Geschlechterpolitik
Abtreibung nur bei "substantiellem Risiko für das Leben der Frau"
Irlands Ministerpräsident erntet für Gesetzesentwurf Lob der Kirche - Kritik von Opposition und Jugend
Wie die am Mittwoch stattfindende Volksabstimmung über die begrenzte Legalisierung der Abtreibung ausgehen wird, ist noch ungewiß. Sicher hingegen ist bereits jetzt, dass die Meinungen der Bevölkerung erheblich auseinander gehen und der Schock über den bereits 10 Jahre zurückliegenden "Fall X" noch immer tief sitzt.Verbot der Abtreibung nach Vergewaltigung
Eine schwangere 14-Jährige, die von
einem Freund ihres Vaters vergewaltigt worden war, wollte zur
Abtreibung nach England fahren, was ihr aber mit Hinweis auf die irische Gesetzgebung verboten wurde. Die
Regierung begrüßte diese Entscheidung, der Oberste Gerichtshof hob
sie jedoch auf, nachdem die Schülerin mit Selbstmord gedroht hatte.
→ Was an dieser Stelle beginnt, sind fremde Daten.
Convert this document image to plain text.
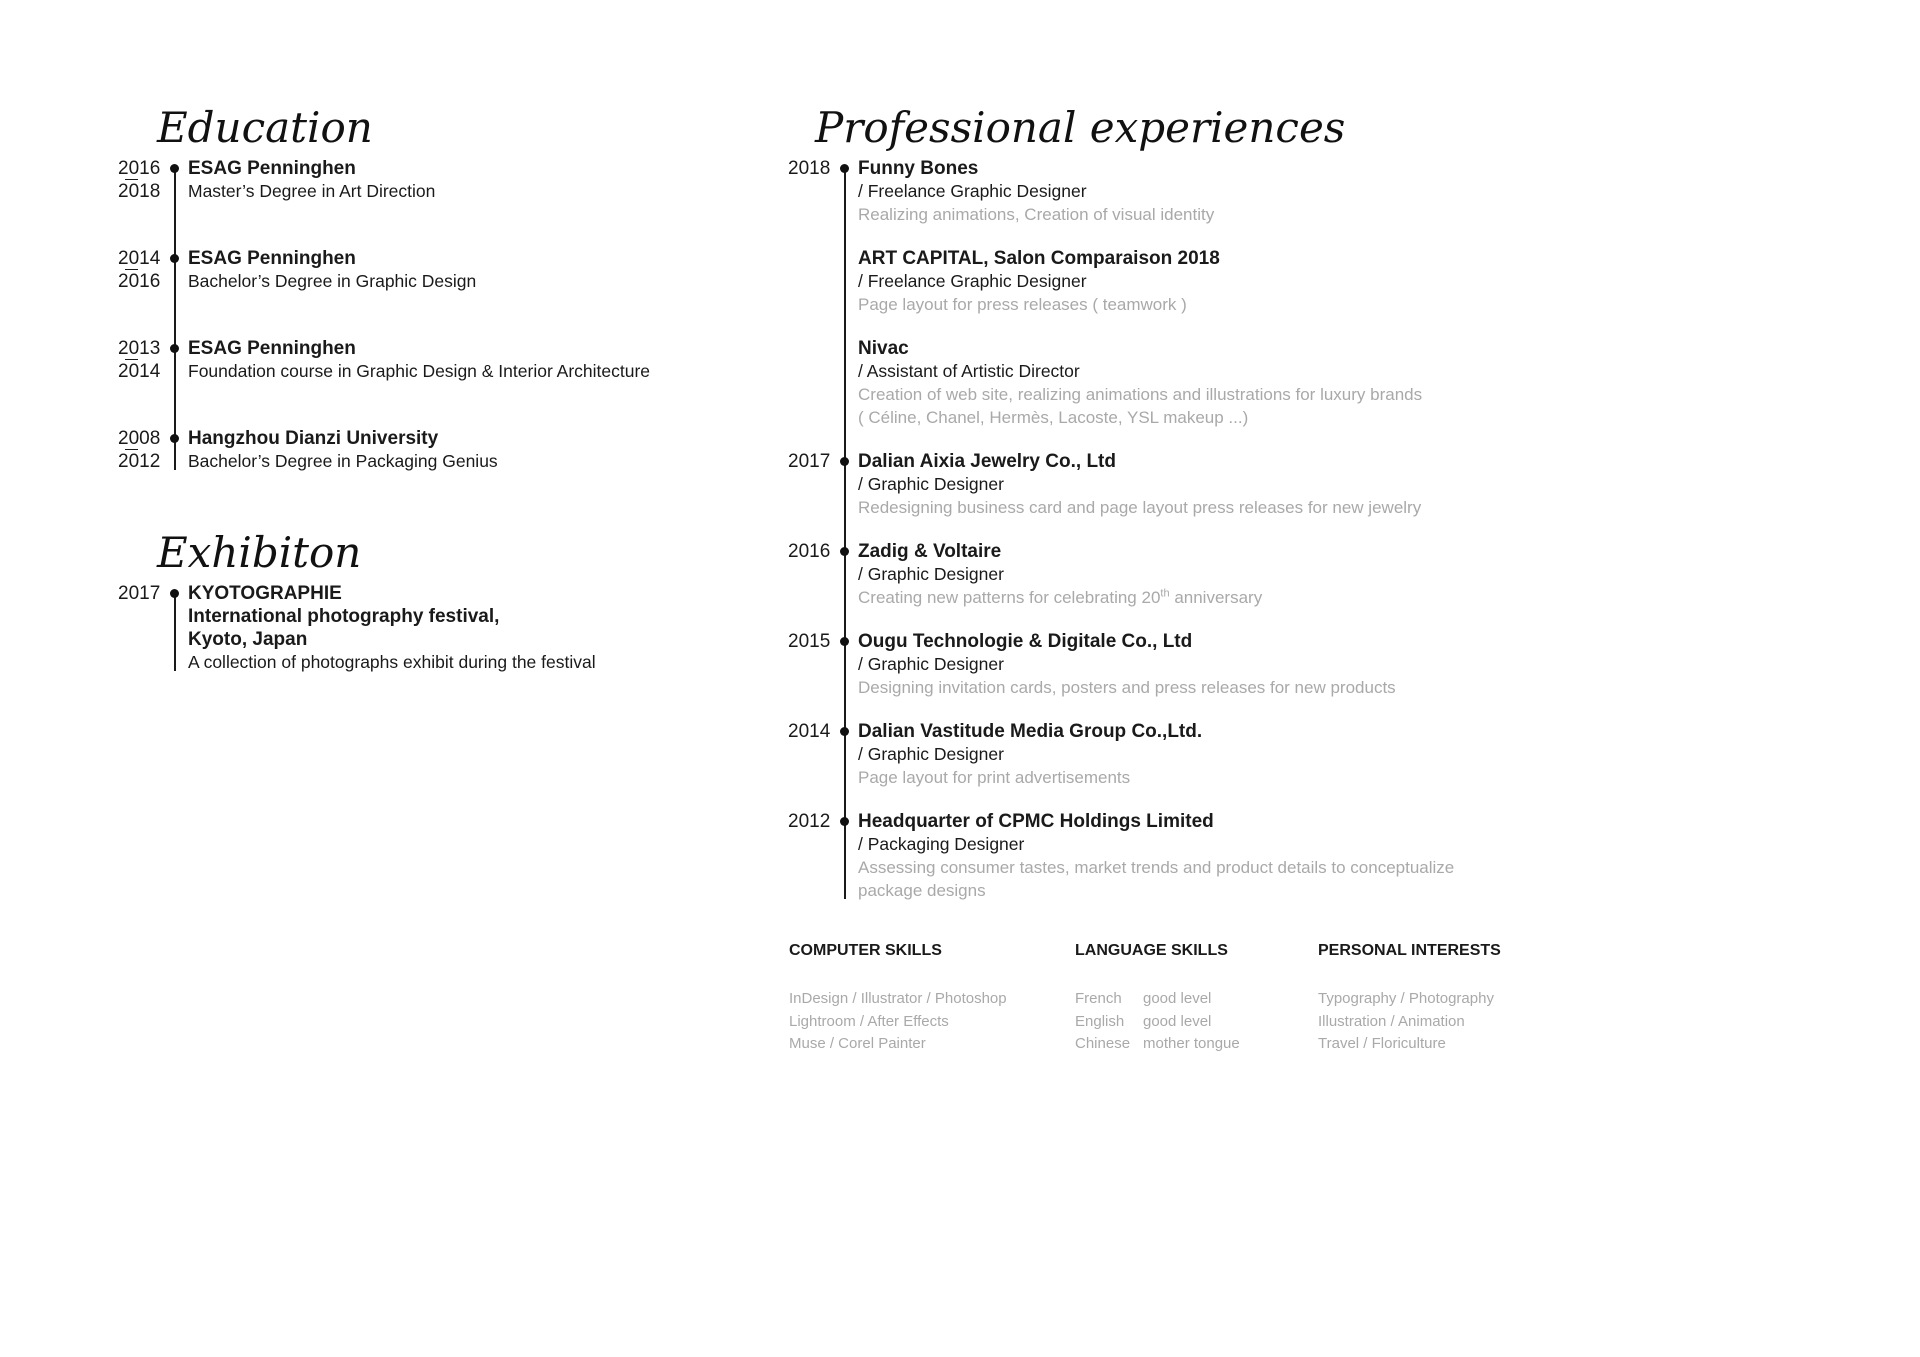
Education
2016
2018
ESAG Penninghen
Master’s Degree in Art Direction
2014
2016
ESAG Penninghen
Bachelor’s Degree in Graphic Design
2013
2014
ESAG Penninghen
Foundation course in Graphic Design & Interior Architecture
2008
2012
Hangzhou Dianzi University
Bachelor’s Degree in Packaging Genius
Exhibiton
2017 KYOTOGRAPHIE
International photography festival,
Kyoto, Japan
A collection of photographs exhibit during the festival
Professional experiences
2018 Funny Bones
/ Freelance Graphic Designer
Realizing animations, Creation of visual identity
ART CAPITAL, Salon Comparaison 2018
/ Freelance Graphic Designer
Page layout for press releases ( teamwork )
Nivac
/ Assistant of Artistic Director
Creation of web site, realizing animations and illustrations for luxury brands
( Céline, Chanel, Hermès, Lacoste, YSL makeup ...)
2017 Dalian Aixia Jewelry Co., Ltd
/ Graphic Designer
Redesigning business card and page layout press releases for new jewelry
2016 Zadig & Voltaire
/ Graphic Designer
Creating new patterns for celebrating 20th anniversary
2015 Ougu Technologie & Digitale Co., Ltd
/ Graphic Designer
Designing invitation cards, posters and press releases for new products
2014 Dalian Vastitude Media Group Co.,Ltd.
/ Graphic Designer
Page layout for print advertisements
2012 Headquarter of CPMC Holdings Limited
/ Packaging Designer
Assessing consumer tastes, market trends and product details to conceptualize
package designs
COMPUTER SKILLS
InDesign / Illustrator / Photoshop
Lightroom / After Effects
Muse / Corel Painter
LANGUAGE SKILLS
French	good level
English	good level
Chinese mother tongue
PERSONAL INTERESTS
Typography / Photography
Illustration / Animation
Travel / Floriculture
Noch vor der geplanten Reise nach England hatte sie dann eine
Fehlgeburt.
Verfassungsänderung nötig zur Legalisierung
Die Verfassung des streng katholischen Landes schließt Abtreibungen aus. Dies wurde in einem
Referendum 1983 mit überwältigender Mehrheit gebilligt und 1986
nochmals bestätigt, was aber im direkten Widerspruch
zur Entscheidung des Obersten Gerichtshofs von 1992 steht. Demnach können
Abtreibungen gewährt werden, wenn das Leben der werdenden Mutter
ernsthaft bedroht ist, wobei insbesondere die Selbstmordgefahr als
möglicher Legalisierungsgrund genannt wurde.
Rund 6500 Frauen jährlich zur Abtreibung in England
Die damalige Regierung wollte Frauen fortan grundsätzlich einen
Schwangerschaftsabbruch erlauben, wenn Ärzte deren Leben für
gefährdet halten. Doch dies wurde in einer Volksabstimmung verworfen.
Damit besteht in Irland seit zehn Jahren ein rechtliches Vakuum, so
dass kaum ein Arzt bereit ist, unter Berufung auf den "Fall X" eine
Abtreibung vorzunehmen. Folglich reisen irische Frauen, die den
Eingriff wünschen und es sich leisten können, weiterhin nach
Großbritannien - nach offiziellen Zahlen sind es jedes Jahr rund
6.500.
Selbstmordgefahr irrelevant, Kirche gibt dazu Segen
Dem neuen Gesetzentwurf der Regierung zufolge sollen Abtreibungen erlaubt sein, "wenn
es notwendig ist, ein echtes und substanzielles Risiko für das Leben
der Frau zu verhindern, das aber nichts mit Selbstzerstörung zu tun
haben darf". Die Drohung mit Selbstmord soll also kein Grund mehr für
einen Schwangerschaftsabbruch sein, stattdessen muss eine echte
medizinische Indikation vorliegen. Außerdem soll die so genannte
Pille danach legalisiert werden.
Die geplanten Neuregelungen haben sogar den Segen der katholischen
Kirche erhalten. Diese hat sich stets dagegen gewandt, dass Frauen
zwecks Genehmigung einer Abtreibung theoretisch nur mit Selbstmord zu
drohen brauchten. Einige Psychologen, sogenannte "Experten", bestärkten die
Koalitionsregierung in
der Argumentation, dass es für einen unmittelbaren Zusammenhang
zwischen einem Suizid und einem verwehrten Schwangerschaftsabbruch
bislang keinerlei Nachweise gebe. Gegner des Entwurfs sehen in dieser
Auffassung eine besondere Gefährdung der betroffenen Frauen.
Opposition und Jugendliche gegen Gesetzesentwurf
Die wichtigsten Oppositionsparteien Fine Gael und Labour Party
lehnen die Regierungsvorschläge ab, wenn auch aus unterschiedlichen Gründen. Der Labour Party vor allem geht die Liberalisierung nicht weit genug. Aus letzterem Grund gehören auch gerade junge Leute zu den schärfsten Kritikern des Reformvorhabens.
Ausgang ungewiß
Umfragen zufolge sind die BefürworterInnen einer Gesetzesänderung mit
knapp 40 Prozent zwar in der Mehrheit, doch für ein In-Kraft-Treten
ist eine Zustimmung von mehr als 50 Prozent erforderlich. Ob dies
erreicht werden kann, scheint fraglich. Allerdings hat sich gut ein
Fünftel der WählerInnen noch nicht entschieden.